Sebaliknya, angka kematian menurun secara stabil sejak tahun 1999 dan seterusnya, didorong oleh peningkatan perawatan medis, termasuk kemajuan seperti alat bantu ventrikel — pompa mekanis yang menopang jantung anak sambil menunggu transplantasi — dan pengenalan yang lebih baik tentang kapan harus mendaftarkan anak untuk transplantasi. Seiring berjalannya waktu, perbedaan hasil antara pasien dari ras yang berbeda menyempit, mereka menemukan — perubahan yang terkait dengan hasil yang lebih baik secara keseluruhan.
Selama penelitian, dokter juga mengetahui bahwa, pada bayi yang sistem kekebalannya masih belum matang, transplantasi organ aman dilakukan bahkan ketika golongan darah tidak cocok. Penerapan praktik ini secara bertahap membantu mengurangi jumlah kematian dalam daftar tunggu penerima jantung termuda, terutama di antara bayi dengan golongan darah O, yang sebelumnya paling sulit dicocokkan, demikian temuan penelitian tersebut.
Usulan untuk Perbaikan Alokasi di Masa Depan
Temuan studi tersebut menunjukkan bahwa sistem daftar tunggu harus direvisi untuk memperhitungkan berbagai faktor medis yang lebih luas daripada yang saat ini dipertimbangkan — seperti fungsi ginjal, fungsi hati, dan apakah pasien kekurangan gizi — dan harus menggunakan kombinasi faktor-faktor tersebut untuk menetapkan skor risiko numerik pada setiap anak untuk menggantikan tiga kategori saat ini, kata penulis.
“Yang penting adalah bergerak menuju skor alokasi yang berkelanjutan dan menyempurnakannya sehingga Anda dapat memperhitungkan inovasi teknologi yang terjadi dalam perawatan pasien saat ini,” kata Sweat.
Revisi tersebut juga harus mempertimbangkan apakah pasien cukup sehat untuk mendapatkan manfaat dan pulih dari transplantasi, kata Almond. Revisi tersebut akan memberikan prioritas tertinggi kepada anak-anak dengan kebutuhan terbesar yang memiliki peluang terbaik untuk pulih dari operasi besar.

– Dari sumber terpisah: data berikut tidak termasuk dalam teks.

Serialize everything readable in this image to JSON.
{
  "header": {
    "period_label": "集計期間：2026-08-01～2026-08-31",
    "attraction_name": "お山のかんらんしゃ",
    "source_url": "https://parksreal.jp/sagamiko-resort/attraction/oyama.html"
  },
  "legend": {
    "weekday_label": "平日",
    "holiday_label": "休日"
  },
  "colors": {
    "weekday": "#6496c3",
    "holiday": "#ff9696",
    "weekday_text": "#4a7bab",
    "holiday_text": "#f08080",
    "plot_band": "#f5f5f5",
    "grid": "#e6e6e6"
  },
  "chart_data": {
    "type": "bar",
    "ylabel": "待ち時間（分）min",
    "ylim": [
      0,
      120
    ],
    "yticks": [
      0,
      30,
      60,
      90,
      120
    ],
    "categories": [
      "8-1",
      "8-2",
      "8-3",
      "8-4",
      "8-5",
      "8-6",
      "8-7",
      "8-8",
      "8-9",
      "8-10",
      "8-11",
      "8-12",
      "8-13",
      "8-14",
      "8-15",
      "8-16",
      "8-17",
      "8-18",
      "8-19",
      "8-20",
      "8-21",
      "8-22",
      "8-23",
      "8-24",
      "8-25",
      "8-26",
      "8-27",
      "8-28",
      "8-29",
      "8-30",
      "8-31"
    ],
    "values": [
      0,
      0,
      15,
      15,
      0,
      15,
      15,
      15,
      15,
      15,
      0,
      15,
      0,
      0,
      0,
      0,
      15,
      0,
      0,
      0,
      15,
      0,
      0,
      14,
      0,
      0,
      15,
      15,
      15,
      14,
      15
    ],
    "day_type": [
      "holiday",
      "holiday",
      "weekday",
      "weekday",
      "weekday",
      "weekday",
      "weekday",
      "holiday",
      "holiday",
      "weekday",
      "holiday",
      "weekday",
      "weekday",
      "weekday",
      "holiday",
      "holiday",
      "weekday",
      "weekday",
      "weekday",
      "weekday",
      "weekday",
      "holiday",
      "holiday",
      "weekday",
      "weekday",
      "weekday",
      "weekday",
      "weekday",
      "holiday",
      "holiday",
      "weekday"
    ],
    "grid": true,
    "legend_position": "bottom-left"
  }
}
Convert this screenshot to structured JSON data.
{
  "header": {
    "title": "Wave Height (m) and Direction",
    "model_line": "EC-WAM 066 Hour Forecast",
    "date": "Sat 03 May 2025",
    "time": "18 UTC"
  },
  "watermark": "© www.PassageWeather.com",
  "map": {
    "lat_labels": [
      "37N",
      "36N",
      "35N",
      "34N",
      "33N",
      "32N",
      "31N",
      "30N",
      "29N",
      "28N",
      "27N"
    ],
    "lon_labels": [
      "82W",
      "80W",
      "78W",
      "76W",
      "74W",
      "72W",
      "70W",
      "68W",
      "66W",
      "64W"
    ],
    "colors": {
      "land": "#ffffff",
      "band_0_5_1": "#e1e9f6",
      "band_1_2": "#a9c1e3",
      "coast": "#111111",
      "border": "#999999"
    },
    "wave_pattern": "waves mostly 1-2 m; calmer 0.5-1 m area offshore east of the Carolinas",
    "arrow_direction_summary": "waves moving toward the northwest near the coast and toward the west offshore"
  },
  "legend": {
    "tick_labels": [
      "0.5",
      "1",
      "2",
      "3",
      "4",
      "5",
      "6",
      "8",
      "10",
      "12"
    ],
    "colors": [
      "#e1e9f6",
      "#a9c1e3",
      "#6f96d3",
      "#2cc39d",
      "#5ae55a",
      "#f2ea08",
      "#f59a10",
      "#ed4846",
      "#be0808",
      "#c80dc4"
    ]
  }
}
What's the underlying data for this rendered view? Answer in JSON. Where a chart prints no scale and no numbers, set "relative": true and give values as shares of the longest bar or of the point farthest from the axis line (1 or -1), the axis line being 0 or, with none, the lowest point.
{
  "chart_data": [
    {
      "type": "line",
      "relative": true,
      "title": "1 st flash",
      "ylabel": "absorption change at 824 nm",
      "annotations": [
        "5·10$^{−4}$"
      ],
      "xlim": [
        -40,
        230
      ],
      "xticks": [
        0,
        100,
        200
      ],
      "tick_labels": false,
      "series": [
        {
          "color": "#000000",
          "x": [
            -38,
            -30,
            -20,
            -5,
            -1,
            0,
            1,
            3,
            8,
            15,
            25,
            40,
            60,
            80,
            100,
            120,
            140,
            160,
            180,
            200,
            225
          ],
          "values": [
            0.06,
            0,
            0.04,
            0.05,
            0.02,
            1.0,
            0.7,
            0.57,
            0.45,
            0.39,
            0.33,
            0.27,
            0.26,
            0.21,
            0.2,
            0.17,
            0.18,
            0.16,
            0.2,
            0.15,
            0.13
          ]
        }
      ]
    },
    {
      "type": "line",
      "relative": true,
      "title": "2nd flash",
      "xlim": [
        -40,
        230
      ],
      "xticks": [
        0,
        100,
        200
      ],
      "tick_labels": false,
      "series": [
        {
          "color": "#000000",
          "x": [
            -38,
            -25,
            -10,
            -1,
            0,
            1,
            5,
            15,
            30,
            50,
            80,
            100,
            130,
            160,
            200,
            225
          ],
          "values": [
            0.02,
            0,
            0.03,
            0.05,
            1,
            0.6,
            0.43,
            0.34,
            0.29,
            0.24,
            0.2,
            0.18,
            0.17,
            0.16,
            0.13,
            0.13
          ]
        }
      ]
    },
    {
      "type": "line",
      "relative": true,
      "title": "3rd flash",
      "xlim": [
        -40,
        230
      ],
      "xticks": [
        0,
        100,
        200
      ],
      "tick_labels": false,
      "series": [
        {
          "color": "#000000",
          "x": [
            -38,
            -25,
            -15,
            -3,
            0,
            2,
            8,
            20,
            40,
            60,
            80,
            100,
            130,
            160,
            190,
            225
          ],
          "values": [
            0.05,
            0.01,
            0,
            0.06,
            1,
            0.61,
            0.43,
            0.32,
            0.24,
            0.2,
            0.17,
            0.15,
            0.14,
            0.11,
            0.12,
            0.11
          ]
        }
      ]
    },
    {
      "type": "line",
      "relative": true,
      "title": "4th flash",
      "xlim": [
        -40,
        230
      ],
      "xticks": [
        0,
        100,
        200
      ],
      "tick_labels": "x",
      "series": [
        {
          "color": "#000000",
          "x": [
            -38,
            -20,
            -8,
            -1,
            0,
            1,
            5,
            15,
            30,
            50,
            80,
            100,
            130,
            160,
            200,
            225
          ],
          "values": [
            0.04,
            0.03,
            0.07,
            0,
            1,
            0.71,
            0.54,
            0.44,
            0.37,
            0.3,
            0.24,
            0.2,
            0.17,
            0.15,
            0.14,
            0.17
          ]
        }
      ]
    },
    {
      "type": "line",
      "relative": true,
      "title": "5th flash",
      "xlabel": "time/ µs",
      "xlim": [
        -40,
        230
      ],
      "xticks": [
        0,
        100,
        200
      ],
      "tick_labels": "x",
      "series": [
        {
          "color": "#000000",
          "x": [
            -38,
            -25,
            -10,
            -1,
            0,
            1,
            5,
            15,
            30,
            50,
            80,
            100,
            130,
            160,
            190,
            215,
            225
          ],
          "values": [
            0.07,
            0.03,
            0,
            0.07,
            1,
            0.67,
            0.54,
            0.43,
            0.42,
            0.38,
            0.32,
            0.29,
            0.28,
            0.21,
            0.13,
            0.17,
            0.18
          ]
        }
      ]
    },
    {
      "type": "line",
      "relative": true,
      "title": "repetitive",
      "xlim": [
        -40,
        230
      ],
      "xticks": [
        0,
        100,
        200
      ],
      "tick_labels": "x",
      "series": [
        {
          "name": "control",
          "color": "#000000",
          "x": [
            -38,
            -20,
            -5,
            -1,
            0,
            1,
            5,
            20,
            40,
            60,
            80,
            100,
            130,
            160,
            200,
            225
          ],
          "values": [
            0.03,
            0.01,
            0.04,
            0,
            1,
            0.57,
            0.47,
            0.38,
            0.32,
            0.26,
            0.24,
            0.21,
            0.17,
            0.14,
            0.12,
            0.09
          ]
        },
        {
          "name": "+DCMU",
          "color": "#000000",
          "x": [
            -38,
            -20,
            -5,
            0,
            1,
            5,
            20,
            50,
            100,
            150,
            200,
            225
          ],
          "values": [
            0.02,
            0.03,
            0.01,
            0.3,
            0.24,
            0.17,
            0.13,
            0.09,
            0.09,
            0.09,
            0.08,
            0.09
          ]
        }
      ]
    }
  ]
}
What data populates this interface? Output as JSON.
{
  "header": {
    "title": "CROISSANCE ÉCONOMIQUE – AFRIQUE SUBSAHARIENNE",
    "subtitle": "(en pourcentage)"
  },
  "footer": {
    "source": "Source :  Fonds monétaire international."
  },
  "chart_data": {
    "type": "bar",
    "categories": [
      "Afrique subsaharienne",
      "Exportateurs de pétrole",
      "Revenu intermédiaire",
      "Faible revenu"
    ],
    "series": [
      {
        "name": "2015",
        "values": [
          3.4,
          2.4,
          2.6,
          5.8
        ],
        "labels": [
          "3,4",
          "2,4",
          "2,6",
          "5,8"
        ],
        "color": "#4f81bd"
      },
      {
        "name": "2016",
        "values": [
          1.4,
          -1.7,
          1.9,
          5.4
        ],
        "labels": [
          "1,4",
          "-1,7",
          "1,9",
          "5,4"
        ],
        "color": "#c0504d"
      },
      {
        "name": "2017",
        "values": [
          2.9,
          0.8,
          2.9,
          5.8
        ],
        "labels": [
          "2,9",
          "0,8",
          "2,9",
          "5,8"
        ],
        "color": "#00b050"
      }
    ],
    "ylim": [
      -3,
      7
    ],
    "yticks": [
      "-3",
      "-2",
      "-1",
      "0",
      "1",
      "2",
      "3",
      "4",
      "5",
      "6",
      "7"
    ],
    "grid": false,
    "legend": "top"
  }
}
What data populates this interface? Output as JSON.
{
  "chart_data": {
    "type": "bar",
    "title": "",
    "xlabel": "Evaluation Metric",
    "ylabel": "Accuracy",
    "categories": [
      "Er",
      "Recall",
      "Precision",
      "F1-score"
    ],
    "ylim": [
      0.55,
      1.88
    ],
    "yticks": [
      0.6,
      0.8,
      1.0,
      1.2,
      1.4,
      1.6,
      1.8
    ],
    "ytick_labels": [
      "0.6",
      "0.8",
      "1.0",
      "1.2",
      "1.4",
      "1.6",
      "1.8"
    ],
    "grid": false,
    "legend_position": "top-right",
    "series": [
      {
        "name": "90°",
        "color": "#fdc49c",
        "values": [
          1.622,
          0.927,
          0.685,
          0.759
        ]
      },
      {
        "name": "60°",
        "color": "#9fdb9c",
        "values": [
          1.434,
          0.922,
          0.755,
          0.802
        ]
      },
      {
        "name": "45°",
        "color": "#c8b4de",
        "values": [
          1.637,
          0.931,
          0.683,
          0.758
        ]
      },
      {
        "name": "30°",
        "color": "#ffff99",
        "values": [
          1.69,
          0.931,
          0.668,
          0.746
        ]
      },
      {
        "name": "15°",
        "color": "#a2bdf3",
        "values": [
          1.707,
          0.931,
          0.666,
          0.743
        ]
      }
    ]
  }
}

“Ini sangat menantang karena jika pasien menggunakan alat bantu hidup penuh dan organ mereka tidak berfungsi, mereka akan sangat sakit dan mungkin tidak akan bertahan hidup selama masa tunggu. Dan jika Anda melakukan transplantasi, faktor risiko yang sama berarti mereka mungkin tidak akan mendapatkan hasil yang baik dengan transplantasi,” kata Almond.
Pada bulan September 2023, UNOS menerapkan sistem alokasi transplantasi paru-paru baru berdasarkan skor berkelanjutan, dan organisasi tersebut tengah merancang sistem serupa untuk organ-organ lain. Organisasi tersebut berencana untuk memiliki proposal tentang bagaimana jantung harus dialokasikan dan siap untuk ditinjau pada tahun 2025.
“Sangat rumit untuk mengetahui cara melakukan ini dengan baik, tetapi tampaknya ada ruang untuk perbaikan,” kata Almond.
Referensi: 5 Agustus 2024, Jurnal dari American College of Cardiology.
Para peneliti dari Departemen Pediatri dan Bedah Kardiotoraks Universitas Stanford, Departemen Ekonomi Universitas Stanford, dan Fakultas Kedokteran Universitas Texas Southwestern berkontribusi dalam penelitian ini.
Penelitian ini tidak menerima pendanaan apa pun.